Or, malgré un report de trois semaines de la Conférence, destiné à s’assurer de leur présence, aucun de ces dirigeants n’a trouvé le temps de s’y rendre. En particulier M. Nicolas Sarkozy qui, quelques semaines plus tard, allait pourtant traverser l’Atlantique pour assister, à New-York, au show de son épouse Carla Bruni. Les grands médias ont évidemment participé à cette conspiration du silence. Tout se passe comme si cette Conférence n’avait pas eu lieu.

En partie à l’origine de ce boycottage, le rapport Stiglitz, sans pour autant sortir des limites d’un libéralisme bien tempéré, avait notamment le tort d’incriminer « la disparité croissante des revenus dans la plupart des pays » comme l’une des principales causes de la crise. Etait ainsi posée la question taboue : celle de l’explosion des inégalités, en premier lieu aux Etats-Unis, épicentres d’un séisme dont le mécanisme a été fort bien décrits .

On peut le résumer sommairement comme suit : c’est la stagnation ou la baisse des revenus du travail – la « déflation salariale » – dans ce pays, en même temps que la nécessité politique d’y maintenir à tout prix la croissance, qui a entraîné le recours massif à l’endettement des ménages, notamment pour l’acquisition de logements. Par le biais de la « titrisation » des crédits hypothécaires (subprimes), on a assisté à la dissémination transfrontières d’actifs que les établissements financiers savaient d’emblée « toxiques ».

On connaît la suite : éclatement de la bulle immobilière ; faillite des banques les plus exposées, ensuite renflouées par le contribuable ; contamination de l’ensemble de la finance mondiale, puis de l’économie réelle – tout particulièrement dans les pays qui avaient adopté le « modèle » américain (Espagne, Irlande, Royaume-Uni) ; récession ; bond du chômage ; plans de relance, etc.

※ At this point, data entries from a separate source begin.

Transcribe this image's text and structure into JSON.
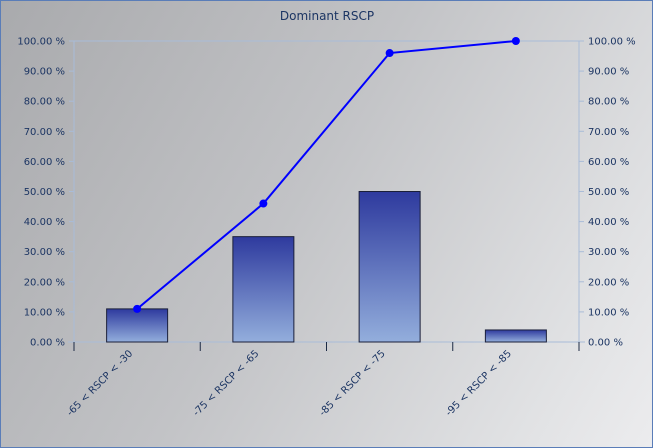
{
  "chart_data": {
    "type": "bar",
    "title": "Dominant RSCP",
    "xlabel": "",
    "ylabel": "",
    "categories": [
      "-65 < RSCP < -30",
      "-75 < RSCP < -65",
      "-85 < RSCP < -75",
      "-95 < RSCP < -85"
    ],
    "series": [
      {
        "type": "bar",
        "values": [
          11,
          35,
          50,
          4
        ]
      },
      {
        "type": "line",
        "axis": "right",
        "values": [
          11,
          46,
          96,
          100
        ]
      }
    ],
    "ylim": [
      0,
      100
    ],
    "y2lim": [
      0,
      100
    ],
    "yticks": [
      "0.00 %",
      "10.00 %",
      "20.00 %",
      "30.00 %",
      "40.00 %",
      "50.00 %",
      "60.00 %",
      "70.00 %",
      "80.00 %",
      "90.00 %",
      "100.00 %"
    ],
    "grid": false,
    "legend": "none",
    "colors": {
      "bar_top": "#2e3a9e",
      "bar_bottom": "#93aedc",
      "bar_edge": "#1a1f3a",
      "line": "#0000ff",
      "text": "#1c3563",
      "axis": "#a9bcd8"
    }
  }
}
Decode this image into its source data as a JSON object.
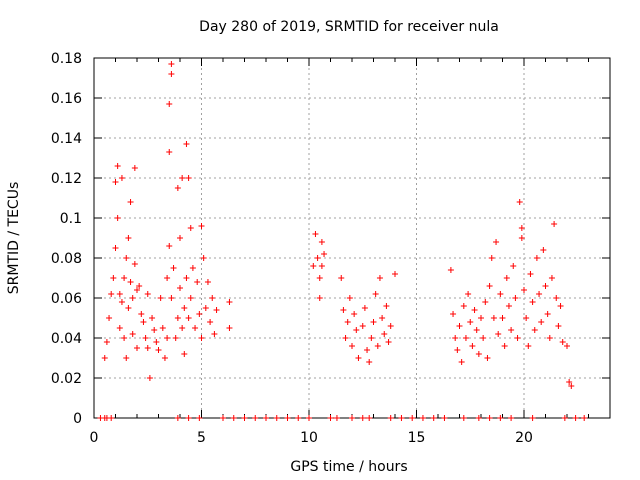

Si le départ de feu de la crise est imputable aux subprimes et si les banquiers et traders se sont comportés – et continuent de le faire – en pyromanes, il faut remonter plus haut pour comprendre les raisons profondes de l’embrasement général. Elles ne tiennent pas seulement à des comportements individuels, si scandaleux qu’ils soient, mais à l’arrière-plan idéologique, politique et réglementaire qui les a permis, voire encouragés, et qui est encadré par les deux piliers du néolibéralisme : le libre-échange et la liberté de circulation des capitaux.

Le premier grâce à l’exploitation, notamment par les multinationales, des différentiels de normes sociales, fiscales et écologiques entre pays (y compris au sein de l’Union) et régions du monde, ainsi que par la délocalisation des unités de production des pays développés vers les pays à bas salaires, ce qui induit une pression permanente à la baisse de la rémunération du travail ; la seconde, en particulier via les paradis fiscaux, comme vecteur de propagation du sinistre.

Ni le G8 ni le G20, ni même le rapport Stiglitz ne franchissent pour autant la ligne rouge de la remise en cause de ces deux piliers idéologiques. Bien au contraire, ils les présentent comme des facteurs de sortie de la crise ! Ils se prononcent ainsi pour de nouveaux accords de libéralisation lors de la prochaine conférence ministérielle de l’OMC qui, entre autres conséquences néfastes, entraîneraient une augmentation du volume des échanges, donc du transport, donc des émissions de gaz à effet de serre . Dans une démarche totalement schizophrène, ils se prononcent simultanément pour le succès de la Conférence de Copenhague sur le changement climatique dont l’objectif est précisément de limiter ces mêmes émissions…

On mesure là le degré d’incohérence de dirigeants incapables d’appréhender globalement des problèmes interdépendants. Pendant des décennies, c’est l’utopie d’un marché autorégulé par la « concurrence libre et non faussée » (traité de Lisbonne) qui, sous la tutelle vigilante de la finance internationale et des grands groupes industriels, leur a servi de boussole politique, même s’ils lui faisaient à l’occasion de menues entorses. Ils constatent que, dans sa forme actuelle, le capitalisme a épuisé sa force propulsive et pourrait même s’autodétruire. Plutôt que de tenter d’élaborer un autre modèle, nécessairement plus égalitaire, plus solidaire et surtout moins nocif pour la biosphère, ils s’évertuent à le maintenir à flot. A supposer – hypothèse audacieuse – qu’ils aient la volonté et la capacité de le remettre en cause, convenons que leur tâche ne serait pas facile tant les pressions exercées sur eux pour ne rien changer sont gigantesques. Aussi, dans l’incessant ballet des G, un quadrille chasse rapidement l’autre, mais toujours pour tourner en rond autour du même pot néolibéral.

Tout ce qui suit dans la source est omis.